Гедда глядела на нее ласково и помалкивала, потягивая коктейль. Они сидели в маленьком кафе на углу проспекта Айбур Шабум и улицы Китинну (Хлопковой). Это было их любимое кафе, еще со школьных времен. Только тогда они заказывали здесь мороженое и сок, а теперь...
— Ты слишком много пьешь, моя дорогая, — заметила Гедда.
— Да? — Пиф нервно отодвинула от себя пальцем пустой стакан. — Я закажу еще, можно?
— Дело твое, — сказала Гедда.
Пиф заказала еще.
— И как будто ничего не случилось, — продолжала она, плюхаясь обратно в плюшевое кресло с новым стаканом в руке. — Верховная молчит, даже намеков не делает. Верховный — слишком большая шишка, он к нам и не заходит. Беренгарий только рожи корчит, но намекать не решается...
— А этот? — деликатно поинтересовалась Гедда, водя соломинкой по краю стакана.
— Этот? — Пиф вскинула глаза. — Вообще ни слуху ни духу. Может, его сразу после этого повесили, почем мне знать.
— А ты не спрашивала?
— У кого?
— У того же Беренгария, к примеру.
— Да? У Беренгария? Дать ему такой козырь в руки... Пиф интересуется каким-то безродным программистом, которому цена грош в базарный день... Очень надо!
Она сердито присосалась к своей соломинке. Содержимое стакана резко пошло на убыль.
Гедда помолчала, а после очень ласково произнесла:
— Да ты, мать, влюблена по уши...
— Я?!
— Не сверкай очками. Тут не жертвенник с коноплей, так что не впадай в буйство.
— Я влюбилась?
— Ага.
— В эту белобрысую образину?
— Вот-вот.
Гедда наслаждалась.
Побушевав, Пиф затихла.
— Кстати, не вздумай никому рассказывать. Я дала подписку. Так что учти, Гедда...
— Учту, — совсем уж нежно сказала Гедда. — Идем, горе мое.

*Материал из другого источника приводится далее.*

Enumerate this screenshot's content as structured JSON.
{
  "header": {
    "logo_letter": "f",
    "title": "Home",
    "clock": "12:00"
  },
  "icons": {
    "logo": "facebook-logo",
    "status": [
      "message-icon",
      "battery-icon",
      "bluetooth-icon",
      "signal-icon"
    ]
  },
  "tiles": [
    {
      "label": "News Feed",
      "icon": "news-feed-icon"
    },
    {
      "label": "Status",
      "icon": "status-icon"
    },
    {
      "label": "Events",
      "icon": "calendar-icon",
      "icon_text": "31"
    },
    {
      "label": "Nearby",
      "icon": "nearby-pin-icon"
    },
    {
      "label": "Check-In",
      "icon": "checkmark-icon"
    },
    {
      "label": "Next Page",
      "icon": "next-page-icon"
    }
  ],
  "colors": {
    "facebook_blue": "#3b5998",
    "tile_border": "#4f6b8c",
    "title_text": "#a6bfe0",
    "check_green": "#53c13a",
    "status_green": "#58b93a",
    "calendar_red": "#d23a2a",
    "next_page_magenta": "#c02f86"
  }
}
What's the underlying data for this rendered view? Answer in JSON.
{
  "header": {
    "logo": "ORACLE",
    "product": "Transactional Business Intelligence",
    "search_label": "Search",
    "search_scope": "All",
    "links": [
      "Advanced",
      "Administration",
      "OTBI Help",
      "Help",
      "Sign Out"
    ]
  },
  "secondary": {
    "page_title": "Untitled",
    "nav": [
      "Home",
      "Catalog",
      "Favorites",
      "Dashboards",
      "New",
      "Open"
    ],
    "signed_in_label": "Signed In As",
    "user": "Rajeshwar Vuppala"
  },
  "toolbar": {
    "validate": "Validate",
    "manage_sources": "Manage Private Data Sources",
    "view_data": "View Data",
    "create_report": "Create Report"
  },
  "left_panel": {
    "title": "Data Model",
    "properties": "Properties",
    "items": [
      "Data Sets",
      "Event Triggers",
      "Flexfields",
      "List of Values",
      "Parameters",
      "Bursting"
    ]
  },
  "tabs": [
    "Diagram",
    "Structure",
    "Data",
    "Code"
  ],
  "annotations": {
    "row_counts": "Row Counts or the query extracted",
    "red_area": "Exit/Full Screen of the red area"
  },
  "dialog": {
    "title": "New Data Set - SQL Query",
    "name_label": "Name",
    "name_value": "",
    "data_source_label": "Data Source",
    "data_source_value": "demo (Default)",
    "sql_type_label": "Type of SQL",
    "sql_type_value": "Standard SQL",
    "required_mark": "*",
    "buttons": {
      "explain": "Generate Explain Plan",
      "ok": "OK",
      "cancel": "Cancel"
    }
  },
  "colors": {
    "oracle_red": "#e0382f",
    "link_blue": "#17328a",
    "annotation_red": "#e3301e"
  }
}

Пиф уже вставила ключ в замочную скважину, когда на лестнице, пролетом выше, кто-то зашевелился и направился прямиком к ней. Пиф быстро заскочила в квартиру, однако захлопнуть за собой дверь не успела — грабитель (разбойник, убийца, маньяк, вымогатель, насильник) подставил ногу в грубом башмаке. Стиснув зубы, Пиф с маху вонзила в эту ногу каблучок, однако цели своей не достигла. Грубый башмак остался на месте.
— Пиф!
Только тут она подняла глаза и в полумраке разглядела грабителя (разбойника, убийцу, маньяка, вымогателя, насильника).
— Проклятье на тебя, Бэда, — проворчала она, отпуская дверь. — Входи.
— Я не один, — предупредил он.
— Начинается, — засопела Пиф. Она была разочарована и откровенно злобилась.
Бэда непонимающе посмотрел на нее.
— Я по делу, — пояснил он. — Если тебе сейчас неудобно, то скажи.